In quei momenti si ascolta davvero di tutto: ricordi teneri e a volte perfino divertiti, racconti commossi pronunciati con il nodo in gola, manifestazioni di sconfinato dolore, poesie e poesiole scritte per l’occasione, a volte discutibili omaggi allo scomparso fino a esibizioni artistiche dedicate. Si oscilla fra il bisogno di esternare il dolore e – bisogna pur ammetterlo- la tentazione di esibire se stessi.
Mi dispiace di non essere credente, e per questo la messa, ogni messa mi consola. Una messa funebre mi ricorda, ogni volta, che la separazione da chi muore è temporanea, perché la vera vita è altrove, e che altrove ci ritroveremo. E’ precisamente quello in cui vorrei credere, ed è proprio quello il sapore che vorrei tenere in bocca alla fine del “sacro pasto”: un sapore di futuro e di consolazione. E invece, dopo questa promessa di eternità arriva il teatrino del dolore da parte di amici e parenti, spesso di dubbio gusto. Che mi riporta indietro, alla disperazione. Beninteso: ognuna di queste testimonianze, quando sincera, ha il suo valore e il suo significato esistenziale in sé, da rispettare comunque. Ma perché “sporcarne” la santa messa?
Perché non ritrovarci tutti – anche persone che magari fra loro non si conoscevano e che da allora in poi potrebbero imparare a conoscersi – a celebrare laicamente il morto, a condividerne l’eredità umana, ciascuno con la sua testimonianza, col suo bagaglio di aneddoti e di ricordi? Facciamolo nel salotto di casa, in un locale riservato o perché no, anche allegramente in trattoria, facciamolo al limite in canonica o in sacrestia, ma lasciamo stare la messa.
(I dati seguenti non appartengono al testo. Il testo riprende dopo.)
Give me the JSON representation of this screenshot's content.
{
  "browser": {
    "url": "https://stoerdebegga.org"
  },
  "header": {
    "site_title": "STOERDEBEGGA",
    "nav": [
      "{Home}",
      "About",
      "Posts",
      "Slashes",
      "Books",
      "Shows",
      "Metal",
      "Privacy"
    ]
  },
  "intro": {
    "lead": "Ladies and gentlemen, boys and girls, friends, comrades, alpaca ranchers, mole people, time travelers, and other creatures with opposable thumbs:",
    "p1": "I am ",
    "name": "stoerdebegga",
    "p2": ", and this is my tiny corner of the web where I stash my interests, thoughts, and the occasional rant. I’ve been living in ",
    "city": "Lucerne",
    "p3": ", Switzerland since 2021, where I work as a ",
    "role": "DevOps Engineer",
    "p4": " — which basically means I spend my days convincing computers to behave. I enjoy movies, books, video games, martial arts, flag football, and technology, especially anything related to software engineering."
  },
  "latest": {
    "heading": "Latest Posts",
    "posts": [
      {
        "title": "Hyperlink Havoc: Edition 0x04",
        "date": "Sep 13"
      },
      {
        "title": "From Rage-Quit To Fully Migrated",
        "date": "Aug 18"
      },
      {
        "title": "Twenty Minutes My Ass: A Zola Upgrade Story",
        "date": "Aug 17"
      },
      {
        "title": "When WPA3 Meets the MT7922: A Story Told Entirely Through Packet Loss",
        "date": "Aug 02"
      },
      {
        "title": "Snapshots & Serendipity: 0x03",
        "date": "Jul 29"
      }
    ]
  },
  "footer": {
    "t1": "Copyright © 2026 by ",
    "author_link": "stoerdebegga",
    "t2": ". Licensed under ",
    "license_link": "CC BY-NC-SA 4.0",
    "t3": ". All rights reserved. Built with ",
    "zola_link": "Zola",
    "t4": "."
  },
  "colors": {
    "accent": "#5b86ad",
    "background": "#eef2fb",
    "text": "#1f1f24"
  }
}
So perfettamente perché i parroci hanno ceduto a questa abitudine: per quel bisogno tutto conciliare di aprire le porte al mondo, bisogno che però sta finendo per confondere chiesa e mondo, sacro e profano. Aprendosi al mondo, la chiesa ha finito per mimetizzarsi nel mondo, e soprattutto per diluire lo spirituale nel mondano, per annacquare la Verità in tutt’altro. Spiace dirlo, ma sembra che all’origine di tutto ciò vi sia l’incapacità di testimoniarla, quella Verità, o peggio, il timore di testimoniarla, presumendo che non sia sufficiente a se stessa e sia necessario accompagnarla con “materiali” d’altro tipo (nel caso dei funerali con ricordi personali e compianti pubblici) che, invece di sostenerla nella sua forza intrinseca, finiscono per allontanarla dalle coscienze di chi crede e anche da quelle di chi non crede.
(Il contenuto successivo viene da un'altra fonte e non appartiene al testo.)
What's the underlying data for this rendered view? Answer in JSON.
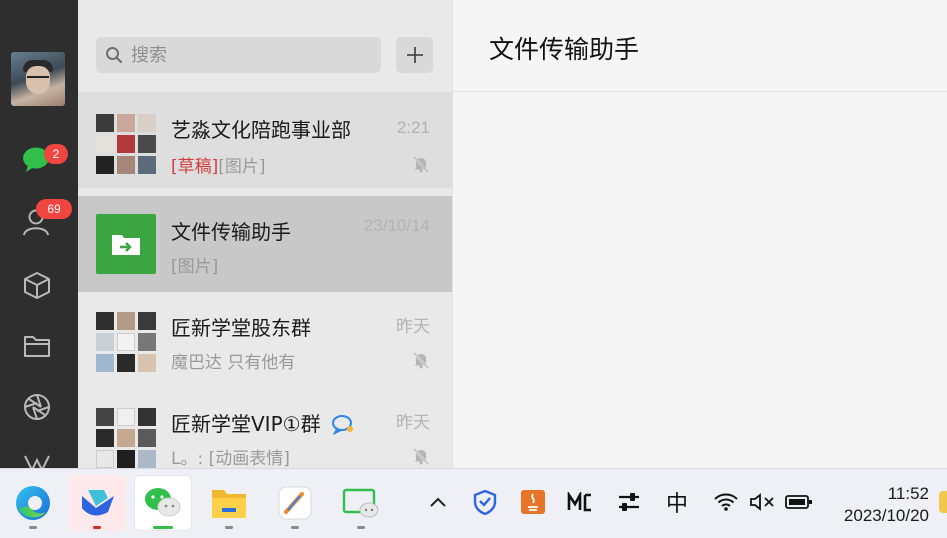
{
  "nav": {
    "chats_badge": "2",
    "contacts_badge": "69"
  },
  "search": {
    "placeholder": "搜索"
  },
  "chats": [
    {
      "name": "艺淼文化陪跑事业部",
      "draft": "[草稿]",
      "preview": "[图片]",
      "time": "2:21",
      "muted": true
    },
    {
      "name": "文件传输助手",
      "draft": "",
      "preview": "[图片]",
      "time": "23/10/14",
      "muted": false,
      "selected": true
    },
    {
      "name": "匠新学堂股东群",
      "draft": "",
      "preview": "魔巴达 只有他有",
      "time": "昨天",
      "muted": true
    },
    {
      "name": "匠新学堂VIP①群",
      "draft": "",
      "preview": "L。: [动画表情]",
      "time": "昨天",
      "muted": true
    }
  ],
  "main": {
    "title": "文件传输助手"
  },
  "taskbar": {
    "ime": "中",
    "time": "11:52",
    "date": "2023/10/20"
  },
  "colors": {
    "wechat_green": "#3aa541",
    "badge_red": "#f0463f",
    "draft_red": "#d23c3c"
  }
}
Vorrei pertanto suggerire a Monsignor Zuppi, presidente della Conferenza Episcopale italiana, di proporre ai sacerdoti e ai parenti del morto, di raccogliersi in ascolto e in preghiera durante il funerale, riservando a un momento successivo alle esequie – magari anche alla presenza del parroco – la collezione dei ricordi e delle testimonianze, lasciando alla solennità della messa l’ultima e più dignitosa parola sul senso della morte e della vita. La Verità non ha bisogno di essere addolcita, soprattutto quando appare amara. La Verità è la Verità, ed è, o dovrebbe essere, l’ultima e più gioiosa parola.
24 luglio 2024
Antonino D'Anna
La Verità dovrebbe essere l’ultima parola, cara Laura, anzi, Parola visto che è di Dio. In realtà i funerali – che come insegna Lina Sotis sono anche facilissimi da gestire dal punto di vista del bon ton perché basta solo stare zitti – sono spesso lo sfogo della propria vanità. La morte non è più morte del morto, ma diventa l’occasione per il gioco dell’io-e-il-morto, io che ho stretto la mano al morto, io che ho annunciato la sua dipartita, io che il morto mi scrisse apprezzando il mio ultimo libro. Il morto diventa lo specchio per le porprie narcisate di bassa lega e viene ucciso una seconda volta, quando l’aspetto deformante del ricordo più o meno acchittato viene calato addosso al defunto. E questo conferma l’antica saggezza calabra secondo la quale ‘a pena è di cui mori, la pena è di chi muore. Verissimo.
lauradmin
Caro Antonino, sarei più clemente verso chi ricorda e “si espone”. Non sempre è vanità, più spesso è sincero sfogo, anche se purtroppo spesso di dubbio gusto. Il problema non è in chi vuole condividere nostalgia e dolore, ma in chi permette certe “sbavature” nella sede secondo meno meno adatta. Perciò ho chiamato in causa la CEI, ma so già quale potrebbe essere la sua linea “di difesa”: la Chiesa deve aprire, non chiudere le sue porte. Bisognerebbe allora intendersi su a chi o a che cosa la Chiesa deve aprire le sue porte: a emozioni umane, pur rispettabilissime, o piuttosto alla Verità, quella che riscatta il mistero della finitudine umana e “fa nuove tutte le cose”…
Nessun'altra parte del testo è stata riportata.